Bestival isn’t so much about the bands, especially when watching anything on the main stage involved standing ankle deep in mud, buffeted by 20mph winds and the occasional flash flood. My Bloody Valentine’s feedback holocaust became a true test of brinkmanship, as did another bleary turn from Amy Winehouse. Everyone is a star at Bestival. This democratisation was underlined when we saw Eurovision star Sebastian Tellier, pointy boots covered in mud, queuing for chips on the car ferry back from the Isle Of Wight.
Even special guest Grace Jones, who had got into the spirit of things by packing about ten different costumes, found it hard to compete with anything happening inside a marquee when the heavens opened once more. Instead we found solace in the Women’s Institute tea tent, and then in a gloriously hectic DJ set by Santa-bearded DJ Tayo, who we first spotted handing out deely boppers at the ferry terminal. ‘Cockney Thug’ and the bootleg of ‘Supa Sharp Shooter’ and ‘Izzo (Hova)’ even managed to drown out the sound of the endless hissing nitrous canisters.

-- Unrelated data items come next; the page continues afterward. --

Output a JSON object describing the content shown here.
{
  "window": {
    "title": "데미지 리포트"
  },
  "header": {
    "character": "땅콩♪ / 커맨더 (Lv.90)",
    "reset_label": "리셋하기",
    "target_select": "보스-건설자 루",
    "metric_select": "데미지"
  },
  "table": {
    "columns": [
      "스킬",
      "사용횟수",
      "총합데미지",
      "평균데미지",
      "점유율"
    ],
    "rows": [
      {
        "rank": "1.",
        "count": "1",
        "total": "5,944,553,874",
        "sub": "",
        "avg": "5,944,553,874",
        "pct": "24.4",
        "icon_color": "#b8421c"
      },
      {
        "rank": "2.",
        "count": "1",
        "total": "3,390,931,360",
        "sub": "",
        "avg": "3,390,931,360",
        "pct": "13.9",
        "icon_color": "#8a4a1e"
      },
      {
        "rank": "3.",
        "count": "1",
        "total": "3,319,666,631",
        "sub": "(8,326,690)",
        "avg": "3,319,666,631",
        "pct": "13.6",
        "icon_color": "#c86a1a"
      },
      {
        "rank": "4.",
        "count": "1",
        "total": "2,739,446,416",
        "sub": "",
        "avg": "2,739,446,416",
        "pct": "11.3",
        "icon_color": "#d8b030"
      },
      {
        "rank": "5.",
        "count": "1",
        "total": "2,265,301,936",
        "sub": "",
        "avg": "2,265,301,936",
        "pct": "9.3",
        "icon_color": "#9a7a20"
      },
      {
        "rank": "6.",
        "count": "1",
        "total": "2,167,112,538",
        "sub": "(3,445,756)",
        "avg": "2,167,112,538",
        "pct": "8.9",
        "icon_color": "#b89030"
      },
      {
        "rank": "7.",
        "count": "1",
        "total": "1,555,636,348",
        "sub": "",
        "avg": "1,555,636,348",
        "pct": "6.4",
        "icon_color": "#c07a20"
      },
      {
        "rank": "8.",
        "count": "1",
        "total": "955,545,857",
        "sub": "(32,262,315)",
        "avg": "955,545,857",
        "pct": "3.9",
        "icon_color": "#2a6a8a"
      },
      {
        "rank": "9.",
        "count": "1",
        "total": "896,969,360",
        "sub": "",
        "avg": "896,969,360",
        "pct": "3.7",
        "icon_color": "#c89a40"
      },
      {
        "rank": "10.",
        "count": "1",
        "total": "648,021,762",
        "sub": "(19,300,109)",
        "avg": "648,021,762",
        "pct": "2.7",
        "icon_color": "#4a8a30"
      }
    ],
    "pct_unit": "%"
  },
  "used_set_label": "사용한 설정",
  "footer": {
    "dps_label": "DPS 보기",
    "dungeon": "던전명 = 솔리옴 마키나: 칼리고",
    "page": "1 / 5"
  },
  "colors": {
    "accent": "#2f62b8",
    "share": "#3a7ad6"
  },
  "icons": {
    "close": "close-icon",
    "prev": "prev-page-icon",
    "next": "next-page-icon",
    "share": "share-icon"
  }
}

Roots Manuva reminisced about how he used to visit the Isle Of Wight when he was nine and then revealed that he left it so late to buy wellies this year he got stung for £55. A-Trak and Sinden unleashed a back-to-back hip-hop megamix in the (relatively) plush Bollywood lounge. Late Of The Pier struck up furiously in an Xbox tent holding about 20 people. Hercules And Love Affair turned the Big Top into a New York warehouse. Vicarious Bliss out-Edbanged his Ed Banger comrades by dropping ‘God Save The Queen’ into a set of ear-bleeding electro before Jamie Jones sent us spiraling into oblivion with his mesmeric house anthems.
We didn’t see Terry Hall play his set of Specials songs, or Chas & Dave, or Will Young on the bandstand, or Aphex Twin or George Clinton or The Human League, or all the things we might have done if it hadn’t involve a trudge through a stinking swamp. But we did see all of these crazy dudes, and that’s what made it worthwhile.